Hace apenas medio año, los miembros de la ONU suscribían en Nueva York un bellísimo Pacto de Futuro, un cuento de hadas, tan distante de la realidad que sonroja considerar lo panolis que nos consideran sus firmantes. Vivíamos por el contrario una especie de renacimiento de ese Derecho Internacional de los países civilizados que articuló legalmente el colonialismo y el imperialismo en la segunda mitad del siglo XIX. Animados por la estampa híbrida de monjes y soldados que ofrecían los gobiernos del primer mundo la doctrina se empeñaba en la prédica del nuevo y discriminador orden de los escogidos, enfático en los principios humanitarios y descuidado en la creación y conservación de instituciones internacionales para servirlos, flamígero en la condena de los crímenes y saboteador de los tribunales que pudieran sentar en el banquillo de los acusados a sus sacerdotes, creyente en la incapacidad intrínseca de los países democráticos para el crimen.
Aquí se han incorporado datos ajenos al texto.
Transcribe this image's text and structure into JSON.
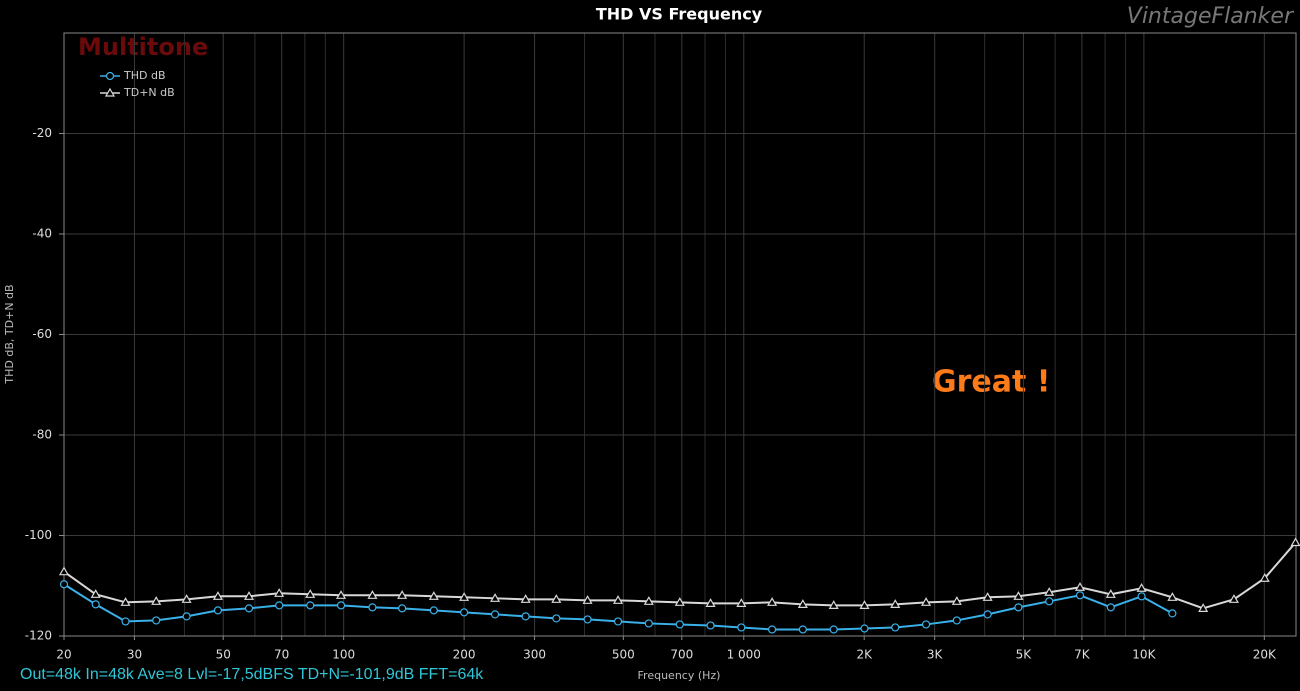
{
  "chart_data": {
    "type": "line",
    "title": "THD VS Frequency",
    "watermark": "VintageFlanker",
    "annotations": [
      "Multitone",
      "Great !"
    ],
    "footer": "Out=48k In=48k Ave=8 Lvl=-17,5dBFS TD+N=-101,9dB FFT=64k",
    "x_label": "Frequency (Hz)",
    "y_label": "THD dB, TD+N dB",
    "x_log": true,
    "grid": true,
    "legend": "top-left",
    "xlim": [
      20,
      24000
    ],
    "ylim": [
      -120,
      0
    ],
    "xticks": [
      20,
      30,
      50,
      70,
      100,
      200,
      300,
      500,
      700,
      {
        "value": 1000,
        "label": "1 000"
      },
      {
        "value": 2000,
        "label": "2K"
      },
      {
        "value": 3000,
        "label": "3K"
      },
      {
        "value": 5000,
        "label": "5K"
      },
      {
        "value": 7000,
        "label": "7K"
      },
      {
        "value": 10000,
        "label": "10K"
      },
      {
        "value": 20000,
        "label": "20K"
      }
    ],
    "x_minor_ticks": [
      40,
      60,
      80,
      90,
      400,
      600,
      800,
      900,
      4000,
      6000,
      8000,
      9000
    ],
    "yticks": [
      -120,
      -100,
      -80,
      -60,
      -40,
      -20
    ],
    "x": [
      20,
      24,
      28.5,
      34,
      40.5,
      48.5,
      58,
      69,
      82.5,
      98.5,
      118,
      140,
      168,
      200,
      239,
      285,
      340,
      407,
      485,
      579,
      692,
      826,
      986,
      1177,
      1405,
      1678,
      2003,
      2391,
      2855,
      3408,
      4069,
      4858,
      5800,
      6924,
      8267,
      9869,
      11782,
      14066,
      16793,
      20049,
      23935
    ],
    "series": [
      {
        "name": "THD dB",
        "color": "#3ab0e8",
        "marker": "circle",
        "values": [
          -109.7,
          -113.7,
          -117.1,
          -116.9,
          -116.1,
          -114.9,
          -114.5,
          -113.9,
          -113.9,
          -113.9,
          -114.3,
          -114.5,
          -114.9,
          -115.3,
          -115.7,
          -116.1,
          -116.5,
          -116.7,
          -117.1,
          -117.5,
          -117.7,
          -117.9,
          -118.3,
          -118.7,
          -118.7,
          -118.7,
          -118.5,
          -118.3,
          -117.7,
          -116.9,
          -115.7,
          -114.3,
          -113.1,
          -111.9,
          -114.3,
          -112.1,
          -115.5,
          null,
          null,
          null,
          null
        ]
      },
      {
        "name": "TD+N dB",
        "color": "#d8d8d8",
        "marker": "triangle",
        "values": [
          -107.2,
          -111.7,
          -113.3,
          -113.1,
          -112.7,
          -112.1,
          -112.1,
          -111.5,
          -111.7,
          -111.9,
          -111.9,
          -111.9,
          -112.1,
          -112.3,
          -112.5,
          -112.7,
          -112.7,
          -112.9,
          -112.9,
          -113.1,
          -113.3,
          -113.5,
          -113.5,
          -113.3,
          -113.7,
          -113.9,
          -113.9,
          -113.7,
          -113.3,
          -113.1,
          -112.3,
          -112.1,
          -111.3,
          -110.3,
          -111.7,
          -110.5,
          -112.3,
          -114.5,
          -112.7,
          -108.5,
          -101.4
        ]
      }
    ]
  }
}
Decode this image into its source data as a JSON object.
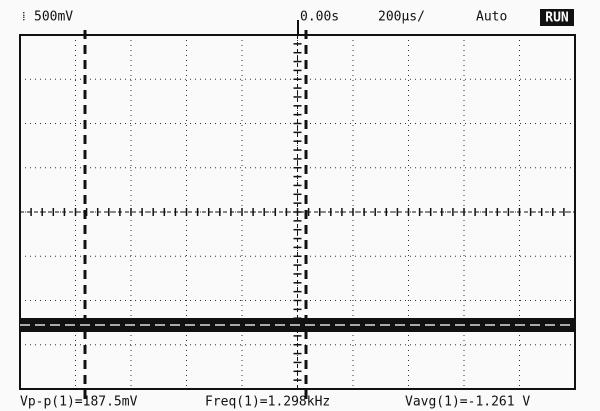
{
  "header": {
    "scale": "500mV",
    "time_offset": "0.00s",
    "time_scale": "200µs/",
    "trigger_mode": "Auto",
    "run_state": "RUN"
  },
  "measurements": [
    "Vp-p(1)=187.5mV",
    "Freq(1)=1.298kHz",
    "Vavg(1)=-1.261 V"
  ]
}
El Derecho Internacional debía retroceder a sus legítimos dueños para ser el instrumento canalizador de sus intereses mediante el juego de la diplomacia y la fuerza o, mejor, de la fuerza y la diplomacia. Estados Unidos va a lo suyo. Siempre ha sido así, pero ahora lo hace de forma más descarada. Sin envoltorios retóricos ni formatos consultivos. Unilateralismo en estado puro.